Robo-advisors typically charge a low annual management fee, often around 0.25% of assets, in exchange for building and rebalancing a diversified portfolio for you, though the exact figure and any minimum vary by provider. Some charge no advisory fee but make trade-offs elsewhere. A self-directed route or an AI assistant like Walnut that keeps your own broker can avoid an ongoing management fee. Verify current fees on each provider's site.
Does Walnut manage my money like Wealthsimple?
No. Walnut does not take discretion or manage your portfolio. It connects the broker you already use through SnapTrade, reads your holdings read-only by default, frames each against the S&P 500, and helps you research and decide through Claude, ChatGPT, or a built-in assistant. Every decision and every trade is yours to approve. It is an analysis-and-decision tool, not a discretionary manager, and Walnut is not an investment adviser.
What is the best robo-advisor alternative to Wealthsimple?
For US investors, Wealthfront and Betterment are the closest like-for-like robo-advisors, and SoFi pairs a managed product with banking. If you would rather not delegate the whole portfolio, M1 Finance keeps the automation while you choose the holdings, and an AI assistant like Walnut keeps you in control on your own broker. Match the tool to your goal. This is informational, not advice.

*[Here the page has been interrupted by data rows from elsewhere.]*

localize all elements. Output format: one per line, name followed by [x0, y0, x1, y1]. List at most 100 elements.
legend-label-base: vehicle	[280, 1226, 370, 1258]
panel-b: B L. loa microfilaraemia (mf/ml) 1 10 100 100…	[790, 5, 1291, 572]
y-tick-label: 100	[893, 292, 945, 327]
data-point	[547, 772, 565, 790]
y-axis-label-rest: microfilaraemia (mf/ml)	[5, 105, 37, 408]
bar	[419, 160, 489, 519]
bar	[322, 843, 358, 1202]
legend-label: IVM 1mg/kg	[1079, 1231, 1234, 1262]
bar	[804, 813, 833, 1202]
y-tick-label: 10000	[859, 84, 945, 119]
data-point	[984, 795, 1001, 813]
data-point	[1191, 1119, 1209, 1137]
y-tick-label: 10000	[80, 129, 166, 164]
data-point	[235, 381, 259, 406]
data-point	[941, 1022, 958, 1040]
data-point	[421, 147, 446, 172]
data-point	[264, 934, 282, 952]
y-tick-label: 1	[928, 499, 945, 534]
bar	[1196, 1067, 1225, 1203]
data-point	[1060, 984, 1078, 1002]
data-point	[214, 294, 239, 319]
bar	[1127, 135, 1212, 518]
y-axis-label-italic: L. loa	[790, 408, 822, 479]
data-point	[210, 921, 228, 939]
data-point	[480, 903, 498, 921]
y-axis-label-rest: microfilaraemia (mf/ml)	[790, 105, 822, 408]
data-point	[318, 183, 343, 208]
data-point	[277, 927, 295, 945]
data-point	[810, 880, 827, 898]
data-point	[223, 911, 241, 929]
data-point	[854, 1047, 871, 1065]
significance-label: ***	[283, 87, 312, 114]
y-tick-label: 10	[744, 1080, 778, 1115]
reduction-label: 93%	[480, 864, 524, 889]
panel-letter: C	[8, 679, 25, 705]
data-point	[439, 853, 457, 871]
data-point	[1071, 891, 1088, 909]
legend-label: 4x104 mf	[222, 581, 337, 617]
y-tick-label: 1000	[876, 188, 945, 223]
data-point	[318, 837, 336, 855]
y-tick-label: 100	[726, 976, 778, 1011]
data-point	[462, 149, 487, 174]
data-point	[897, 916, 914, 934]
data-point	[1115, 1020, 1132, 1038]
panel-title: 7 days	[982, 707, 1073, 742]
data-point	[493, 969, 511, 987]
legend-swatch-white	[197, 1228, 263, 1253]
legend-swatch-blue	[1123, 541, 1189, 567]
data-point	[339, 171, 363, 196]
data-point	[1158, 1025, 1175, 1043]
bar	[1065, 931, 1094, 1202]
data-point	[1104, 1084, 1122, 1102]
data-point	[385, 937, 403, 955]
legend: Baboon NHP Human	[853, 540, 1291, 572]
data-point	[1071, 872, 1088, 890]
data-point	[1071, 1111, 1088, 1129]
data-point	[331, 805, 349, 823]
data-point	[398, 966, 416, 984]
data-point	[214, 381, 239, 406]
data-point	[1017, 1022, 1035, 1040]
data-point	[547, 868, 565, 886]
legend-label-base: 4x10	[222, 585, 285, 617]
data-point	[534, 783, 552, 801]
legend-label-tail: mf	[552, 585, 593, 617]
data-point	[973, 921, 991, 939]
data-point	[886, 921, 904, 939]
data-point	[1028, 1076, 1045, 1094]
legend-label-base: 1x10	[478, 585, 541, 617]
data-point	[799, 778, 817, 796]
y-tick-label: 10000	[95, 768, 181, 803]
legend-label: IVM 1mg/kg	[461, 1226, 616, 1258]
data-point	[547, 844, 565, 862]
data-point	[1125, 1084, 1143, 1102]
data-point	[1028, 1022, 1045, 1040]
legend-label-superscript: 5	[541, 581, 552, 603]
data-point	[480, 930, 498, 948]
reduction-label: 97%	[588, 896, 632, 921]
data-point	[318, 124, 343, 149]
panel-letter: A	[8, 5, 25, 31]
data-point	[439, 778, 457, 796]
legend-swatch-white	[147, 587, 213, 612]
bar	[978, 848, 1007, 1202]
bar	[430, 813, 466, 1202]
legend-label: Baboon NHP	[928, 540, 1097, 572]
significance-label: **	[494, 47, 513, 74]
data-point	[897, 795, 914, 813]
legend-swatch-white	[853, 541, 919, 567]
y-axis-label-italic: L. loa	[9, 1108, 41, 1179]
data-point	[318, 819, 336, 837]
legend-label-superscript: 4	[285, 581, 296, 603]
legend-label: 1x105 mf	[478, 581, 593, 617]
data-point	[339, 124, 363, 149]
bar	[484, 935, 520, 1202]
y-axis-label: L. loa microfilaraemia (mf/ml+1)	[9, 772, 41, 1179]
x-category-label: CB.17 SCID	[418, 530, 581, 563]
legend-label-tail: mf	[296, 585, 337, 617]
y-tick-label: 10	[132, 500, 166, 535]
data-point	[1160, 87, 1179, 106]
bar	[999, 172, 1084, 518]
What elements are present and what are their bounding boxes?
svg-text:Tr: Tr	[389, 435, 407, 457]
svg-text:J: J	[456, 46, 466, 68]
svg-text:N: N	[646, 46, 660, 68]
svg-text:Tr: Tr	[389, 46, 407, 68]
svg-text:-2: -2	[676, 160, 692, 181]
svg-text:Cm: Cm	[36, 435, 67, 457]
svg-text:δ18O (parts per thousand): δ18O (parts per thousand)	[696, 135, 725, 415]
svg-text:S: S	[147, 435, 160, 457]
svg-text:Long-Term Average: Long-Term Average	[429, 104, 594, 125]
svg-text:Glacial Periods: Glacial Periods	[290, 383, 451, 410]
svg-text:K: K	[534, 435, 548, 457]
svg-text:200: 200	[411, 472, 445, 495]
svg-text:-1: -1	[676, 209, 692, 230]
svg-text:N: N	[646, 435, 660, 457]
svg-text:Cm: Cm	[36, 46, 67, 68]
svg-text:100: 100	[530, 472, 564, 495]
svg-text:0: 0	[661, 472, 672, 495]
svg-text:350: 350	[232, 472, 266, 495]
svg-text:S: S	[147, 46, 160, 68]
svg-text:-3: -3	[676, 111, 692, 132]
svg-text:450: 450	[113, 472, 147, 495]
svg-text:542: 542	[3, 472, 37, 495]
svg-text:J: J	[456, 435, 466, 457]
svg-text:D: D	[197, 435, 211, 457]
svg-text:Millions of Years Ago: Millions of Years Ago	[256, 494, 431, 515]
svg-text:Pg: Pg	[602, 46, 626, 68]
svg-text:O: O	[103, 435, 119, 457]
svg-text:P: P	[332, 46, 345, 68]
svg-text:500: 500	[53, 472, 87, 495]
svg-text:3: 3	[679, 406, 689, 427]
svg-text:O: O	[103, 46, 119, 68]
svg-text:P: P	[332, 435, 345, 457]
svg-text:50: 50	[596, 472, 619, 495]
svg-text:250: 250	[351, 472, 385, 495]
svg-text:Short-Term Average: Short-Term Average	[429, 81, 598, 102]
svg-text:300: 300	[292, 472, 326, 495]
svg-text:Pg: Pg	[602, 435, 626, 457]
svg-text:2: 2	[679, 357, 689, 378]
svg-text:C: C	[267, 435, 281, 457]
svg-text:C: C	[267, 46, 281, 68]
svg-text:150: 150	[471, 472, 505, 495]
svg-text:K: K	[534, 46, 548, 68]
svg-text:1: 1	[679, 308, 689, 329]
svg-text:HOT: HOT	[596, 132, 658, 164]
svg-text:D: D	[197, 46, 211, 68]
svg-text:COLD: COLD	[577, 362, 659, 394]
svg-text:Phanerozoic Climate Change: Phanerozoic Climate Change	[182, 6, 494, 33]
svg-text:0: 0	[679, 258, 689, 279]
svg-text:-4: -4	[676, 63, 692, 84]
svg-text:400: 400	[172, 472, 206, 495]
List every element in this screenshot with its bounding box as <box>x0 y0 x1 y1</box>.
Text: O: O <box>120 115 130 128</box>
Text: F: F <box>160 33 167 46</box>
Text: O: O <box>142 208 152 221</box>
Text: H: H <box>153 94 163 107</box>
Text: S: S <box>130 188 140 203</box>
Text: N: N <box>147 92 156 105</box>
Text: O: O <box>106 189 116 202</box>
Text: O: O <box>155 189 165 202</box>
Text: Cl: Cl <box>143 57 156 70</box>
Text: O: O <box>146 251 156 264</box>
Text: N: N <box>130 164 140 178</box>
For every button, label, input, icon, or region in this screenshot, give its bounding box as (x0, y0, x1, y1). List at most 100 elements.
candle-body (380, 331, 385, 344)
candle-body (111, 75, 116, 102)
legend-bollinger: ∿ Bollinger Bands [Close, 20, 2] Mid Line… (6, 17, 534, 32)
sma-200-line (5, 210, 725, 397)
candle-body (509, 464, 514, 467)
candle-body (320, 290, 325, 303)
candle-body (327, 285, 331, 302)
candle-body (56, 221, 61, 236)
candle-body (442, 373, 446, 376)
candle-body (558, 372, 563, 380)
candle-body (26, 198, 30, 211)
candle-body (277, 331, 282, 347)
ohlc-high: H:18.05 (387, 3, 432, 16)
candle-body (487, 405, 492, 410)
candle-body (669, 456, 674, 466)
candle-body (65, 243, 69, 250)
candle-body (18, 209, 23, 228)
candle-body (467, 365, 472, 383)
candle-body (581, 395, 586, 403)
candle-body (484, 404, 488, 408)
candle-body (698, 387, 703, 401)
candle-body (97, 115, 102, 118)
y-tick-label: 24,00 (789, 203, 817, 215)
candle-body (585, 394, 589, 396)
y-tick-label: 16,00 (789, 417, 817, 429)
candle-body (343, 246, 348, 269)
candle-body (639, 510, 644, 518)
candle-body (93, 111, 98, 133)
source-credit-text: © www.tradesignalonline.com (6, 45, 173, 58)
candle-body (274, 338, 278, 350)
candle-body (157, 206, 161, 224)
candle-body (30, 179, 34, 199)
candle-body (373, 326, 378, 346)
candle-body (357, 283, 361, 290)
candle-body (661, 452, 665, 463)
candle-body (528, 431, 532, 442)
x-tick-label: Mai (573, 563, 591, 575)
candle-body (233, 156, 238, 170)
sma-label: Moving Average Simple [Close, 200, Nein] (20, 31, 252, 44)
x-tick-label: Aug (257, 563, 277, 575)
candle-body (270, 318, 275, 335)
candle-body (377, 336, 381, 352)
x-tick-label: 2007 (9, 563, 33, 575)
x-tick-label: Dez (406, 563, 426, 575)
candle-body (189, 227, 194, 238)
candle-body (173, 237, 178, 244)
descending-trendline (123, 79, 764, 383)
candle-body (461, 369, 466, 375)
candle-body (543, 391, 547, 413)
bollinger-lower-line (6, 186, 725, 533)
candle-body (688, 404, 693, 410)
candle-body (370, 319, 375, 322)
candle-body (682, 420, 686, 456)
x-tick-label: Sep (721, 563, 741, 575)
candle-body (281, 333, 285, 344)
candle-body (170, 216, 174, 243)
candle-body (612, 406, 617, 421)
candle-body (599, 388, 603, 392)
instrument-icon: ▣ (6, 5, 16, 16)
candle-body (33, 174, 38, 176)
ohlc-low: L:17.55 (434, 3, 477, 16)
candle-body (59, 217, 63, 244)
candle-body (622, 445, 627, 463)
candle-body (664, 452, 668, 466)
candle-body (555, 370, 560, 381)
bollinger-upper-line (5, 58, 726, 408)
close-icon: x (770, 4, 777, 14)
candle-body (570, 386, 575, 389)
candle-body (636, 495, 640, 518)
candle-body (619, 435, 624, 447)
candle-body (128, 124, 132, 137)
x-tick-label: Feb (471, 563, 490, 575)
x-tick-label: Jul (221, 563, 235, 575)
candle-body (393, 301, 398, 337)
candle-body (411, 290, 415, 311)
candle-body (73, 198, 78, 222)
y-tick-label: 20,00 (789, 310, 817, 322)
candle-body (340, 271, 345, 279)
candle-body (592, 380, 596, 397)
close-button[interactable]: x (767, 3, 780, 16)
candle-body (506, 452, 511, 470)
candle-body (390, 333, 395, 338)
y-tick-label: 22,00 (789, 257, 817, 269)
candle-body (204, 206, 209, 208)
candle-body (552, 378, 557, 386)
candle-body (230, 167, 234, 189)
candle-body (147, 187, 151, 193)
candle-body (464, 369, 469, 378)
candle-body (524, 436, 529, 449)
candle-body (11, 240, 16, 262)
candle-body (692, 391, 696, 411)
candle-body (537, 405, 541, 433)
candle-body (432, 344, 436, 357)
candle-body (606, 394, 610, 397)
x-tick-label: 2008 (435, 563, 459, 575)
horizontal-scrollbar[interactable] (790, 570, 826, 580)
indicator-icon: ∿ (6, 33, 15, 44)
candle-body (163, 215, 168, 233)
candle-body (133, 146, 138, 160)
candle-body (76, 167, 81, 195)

Wealthsimple vs a self-directed broker?
Wealthsimple can manage a diversified portfolio for you and charges for the convenience. A self-directed broker (Fidelity, Schwab, Public, Robinhood) puts the decisions and the rebalancing on you, but with no advisory fee. A tool like Walnut sits on top of a self-directed US broker and adds AI research and analysis while leaving every decision to you. The choice is convenience versus control. This is informational, not advice.
What should I look for in a Wealthsimple alternative?
First check availability in your country, since Wealthsimple is primarily Canadian and many alternatives are US-only. Then decide whether you want delegation (a robo manages it) or control (you decide, possibly with automation or AI help), because those are different categories. After that, compare the fee model, the account minimum, tax features, whether it connects to a broker you already use, and its regulatory status. Match those to your situation. This is informational and not investment advice.
Walnut is informational and is not an investment adviser. App features, pricing, regulatory status, and availability change, and availability differs by country; verify current details on each provider's site before deciding. Nothing on this page is a recommendation to buy, sell, or hold any security or to use any particular product.